Abstract

Cutaneous adverse drug reactions, particularly immune-mediated idiosyncratic reactions, are a very challenging area of Dermatology. For confirming the culprit drug, after a complete history of drug exposure with its chronologic relation with the eruption and characterization of the pattern of the drug eruption, skin provocation tests can be performed after resolution of the acute phase. Patch tests are indicated in the study of non-immediate T cell–mediated drug eruptions (maculopapular exanthema, drug reaction with eosinophilia and systemic symptoms (DRESS), Stevens–Johnson syndrome (SJS)/toxic epidermal necrolysis (TEN), acute generalized exanthematous pustulosis, fixed drug eruption, and drug photoallergy).

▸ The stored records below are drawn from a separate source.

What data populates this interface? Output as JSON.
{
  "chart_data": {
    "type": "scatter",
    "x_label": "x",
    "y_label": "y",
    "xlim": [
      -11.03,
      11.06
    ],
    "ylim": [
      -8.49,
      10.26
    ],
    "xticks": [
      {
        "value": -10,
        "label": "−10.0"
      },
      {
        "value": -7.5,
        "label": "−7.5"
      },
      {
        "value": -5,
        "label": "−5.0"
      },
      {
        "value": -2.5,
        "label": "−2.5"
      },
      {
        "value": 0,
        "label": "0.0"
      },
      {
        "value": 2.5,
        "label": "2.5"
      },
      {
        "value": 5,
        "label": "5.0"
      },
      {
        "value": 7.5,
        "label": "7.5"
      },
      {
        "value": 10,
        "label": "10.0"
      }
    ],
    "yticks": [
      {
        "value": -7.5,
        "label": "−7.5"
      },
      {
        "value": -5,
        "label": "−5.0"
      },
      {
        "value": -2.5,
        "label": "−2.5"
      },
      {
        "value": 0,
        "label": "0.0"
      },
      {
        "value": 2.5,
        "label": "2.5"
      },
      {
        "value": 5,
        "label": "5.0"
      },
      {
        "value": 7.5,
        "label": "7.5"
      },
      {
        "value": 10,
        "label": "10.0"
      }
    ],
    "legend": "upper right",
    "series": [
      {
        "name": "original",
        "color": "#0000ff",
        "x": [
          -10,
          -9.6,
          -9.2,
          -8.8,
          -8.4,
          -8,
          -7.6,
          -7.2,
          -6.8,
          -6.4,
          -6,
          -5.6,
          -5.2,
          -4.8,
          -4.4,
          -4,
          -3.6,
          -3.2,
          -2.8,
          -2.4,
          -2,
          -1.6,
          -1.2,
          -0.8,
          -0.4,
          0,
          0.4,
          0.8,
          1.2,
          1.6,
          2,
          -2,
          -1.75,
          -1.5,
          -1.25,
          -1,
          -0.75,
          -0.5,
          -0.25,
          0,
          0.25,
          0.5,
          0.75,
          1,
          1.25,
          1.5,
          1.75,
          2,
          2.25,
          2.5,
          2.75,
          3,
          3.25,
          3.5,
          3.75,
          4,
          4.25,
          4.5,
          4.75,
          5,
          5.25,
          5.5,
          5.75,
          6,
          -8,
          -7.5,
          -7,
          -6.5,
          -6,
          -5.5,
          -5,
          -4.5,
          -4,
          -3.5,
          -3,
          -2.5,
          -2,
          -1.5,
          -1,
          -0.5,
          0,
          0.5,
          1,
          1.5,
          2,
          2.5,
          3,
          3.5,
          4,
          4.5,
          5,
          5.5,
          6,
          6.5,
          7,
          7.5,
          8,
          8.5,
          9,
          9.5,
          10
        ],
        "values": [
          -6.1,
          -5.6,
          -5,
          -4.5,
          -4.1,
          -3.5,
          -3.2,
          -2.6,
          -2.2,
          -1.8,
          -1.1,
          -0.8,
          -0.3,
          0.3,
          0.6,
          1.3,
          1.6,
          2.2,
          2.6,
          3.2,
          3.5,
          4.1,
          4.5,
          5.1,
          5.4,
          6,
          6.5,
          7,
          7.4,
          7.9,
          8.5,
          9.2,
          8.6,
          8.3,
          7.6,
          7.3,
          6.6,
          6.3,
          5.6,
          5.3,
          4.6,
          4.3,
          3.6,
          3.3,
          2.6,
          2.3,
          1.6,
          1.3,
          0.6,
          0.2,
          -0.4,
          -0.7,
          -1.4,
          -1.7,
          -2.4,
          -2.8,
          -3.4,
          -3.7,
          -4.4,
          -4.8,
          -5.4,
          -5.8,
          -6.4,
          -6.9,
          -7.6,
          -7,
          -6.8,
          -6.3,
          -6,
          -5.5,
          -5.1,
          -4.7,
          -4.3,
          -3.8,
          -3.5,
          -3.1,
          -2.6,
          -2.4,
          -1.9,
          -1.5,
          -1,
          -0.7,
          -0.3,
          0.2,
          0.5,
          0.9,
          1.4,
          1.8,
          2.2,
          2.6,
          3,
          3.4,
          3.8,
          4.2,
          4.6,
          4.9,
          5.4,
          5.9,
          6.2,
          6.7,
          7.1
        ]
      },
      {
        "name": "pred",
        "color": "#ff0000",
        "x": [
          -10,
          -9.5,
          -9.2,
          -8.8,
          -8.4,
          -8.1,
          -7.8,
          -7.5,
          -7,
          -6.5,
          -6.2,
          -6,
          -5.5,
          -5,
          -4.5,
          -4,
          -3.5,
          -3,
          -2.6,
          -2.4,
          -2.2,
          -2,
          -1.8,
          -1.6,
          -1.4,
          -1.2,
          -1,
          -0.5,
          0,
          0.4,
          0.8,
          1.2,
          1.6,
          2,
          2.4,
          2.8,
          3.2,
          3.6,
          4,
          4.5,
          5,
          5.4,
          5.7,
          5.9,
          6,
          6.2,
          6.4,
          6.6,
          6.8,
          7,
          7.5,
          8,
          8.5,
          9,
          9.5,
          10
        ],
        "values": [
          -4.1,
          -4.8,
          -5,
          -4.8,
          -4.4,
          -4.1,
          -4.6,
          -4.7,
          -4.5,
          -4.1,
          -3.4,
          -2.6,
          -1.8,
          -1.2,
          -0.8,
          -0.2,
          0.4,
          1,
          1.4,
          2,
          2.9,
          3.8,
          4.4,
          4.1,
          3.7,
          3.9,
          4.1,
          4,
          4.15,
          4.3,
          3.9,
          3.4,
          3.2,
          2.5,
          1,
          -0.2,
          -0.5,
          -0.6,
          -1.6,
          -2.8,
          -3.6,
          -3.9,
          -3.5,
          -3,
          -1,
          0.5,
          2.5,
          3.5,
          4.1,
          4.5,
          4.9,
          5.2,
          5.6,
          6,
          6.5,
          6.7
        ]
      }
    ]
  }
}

It is recommended to test with pure drugs usually at 10% pet commercialized as patch test allergens, but in most cases, drugs have to be prepared in house, whenever possible in a final dilution at 10% pet. Methods are similar to patch testing in allergic contact dermatitis except in fixed drug eruptions where duplicate tests are needed; one of them applied for 24 h on a residual lesion. Patch tests are safe and highly specific when performed according to the recommendations, but sensitivity is highest in exanthemas, DRESS, and fixed drug eruptions and particularly for abacavir, carbamazepine, aminopenicillins and other antibiotics, diltiazem, and tetrazepam. Allopurinol is never positive, and reactivity is low in SJS/TEN. Therefore, a negative patch test cannot exclude a possible culprit, but a positive patch test is almost always relevant. Patch tests with drugs are also useful for evaluating cross-reactions and studying effector mechanism involved in the cutaneous adverse reaction.